Other files of particular interest include:

  • handwriting.gui.DrawingEditor: Run this to create handwriting samples and test your learners.
  • core.Histogram: Implements a Histogram data type. This will be useful for kNN among other things.
  • core.Classifier: Interface for our machine learning algorithms.
  • handwriting.core.Drawing: Data type for handwriting samples. Drawing::distance is used by kNN.
  • handwriting.core.SOMDrawingBridge: Classifier front-end that turns Drawing objects into FloatDrawing objects to make life easier for the self-organizing map.

Experiments

  • Complete the implementations of the above files as specified.
  • Using DrawingEditor, draw 20 samples each of two letters. For each drawing, click the “Record” button when it is complete. For the label, use the letter that you drew. Once this is complete, save the file (using the Save command on the File menu).
  • Test the performance of Knn3 on these two letters. Use the Assess menu option under the Learner menu, and perform 4-way cross-validation.
  • Expand your data set to train it to distinguish three letters. Save the expanded data set under a different filename.
  • Continue iterating this process until you can build a classifier that can distinguish at least eight different letters.
  • Compare the performance of k=3 against two other values of k.
  • Repeat this process with the self-organizing map.
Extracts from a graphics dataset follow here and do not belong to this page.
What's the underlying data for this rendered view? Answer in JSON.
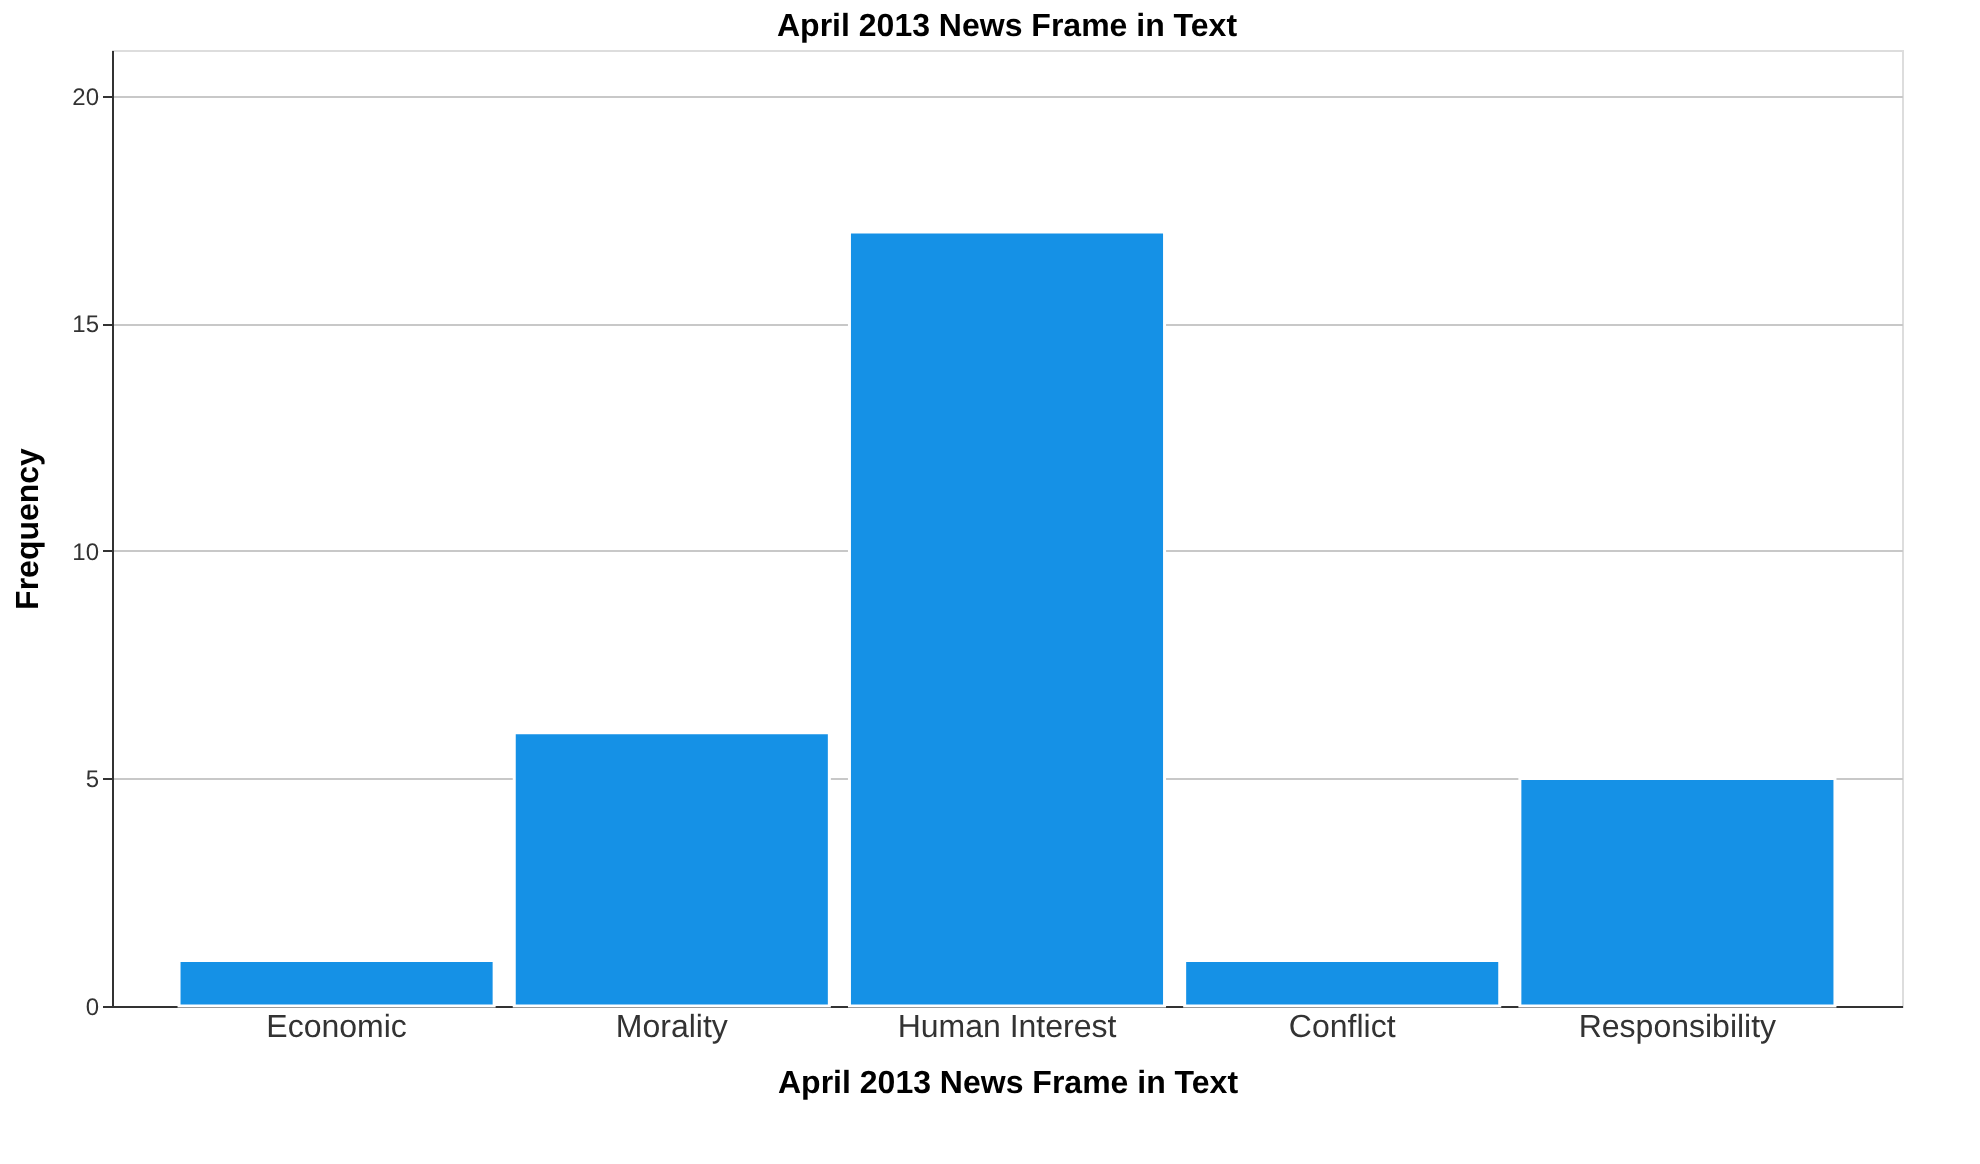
{
  "chart_data": {
    "type": "bar",
    "title": "April 2013 News Frame in Text",
    "xlabel": "April 2013 News Frame in Text",
    "ylabel": "Frequency",
    "categories": [
      "Economic",
      "Morality",
      "Human Interest",
      "Conflict",
      "Responsibility"
    ],
    "values": [
      1,
      6,
      17,
      1,
      5
    ],
    "color": "#1591e6",
    "ylim": [
      0,
      21
    ],
    "yticks": [
      0,
      5,
      10,
      15,
      20
    ],
    "grid": "y"
  }
}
Compare performance with three different map sizes.

Paper

When you are finished with your experiments, write a paper summarizing your findings. Include the following:

  • An analysis and discussion of your data. (Be sure to include the data as well.)
  • What effect did variations of the value of k have?
  • How about variations in map size?
  • What insights did you gain from the SOM visualizations?
  • Compare the performance of kNN and the SOM for the handwriting classification tasks. Which worked better? Why?
  • Beyond the actual results, what other issues are noteworthy?

Submission

  • Post your code on Github in your private repository. Make sure the instructor is added as a collaborator.
  • Upload your paper to Microsoft Teams.

Grading Criteria

  • Level 1
    • The kNN algorithm is implemented and functional.
    • The paper includes an analysis of kNN for the handwriting problem.
  • Level 2
    • The self-organizing map algorithm is implemented and functional.
    • The paper includes all of the above analysis.
  • Level 3
    • Find a real-world data set that you would like to explore. Do the following:
      • Perform unsupervised learning on the data set with the self-organizing map and produce a visualization.
        • What insight do you get about the data from this process? Analyze in your paper.
      • Perform supervised learning on the data set comparing kNN and the SOM.
        • Which produced the best performance? Why?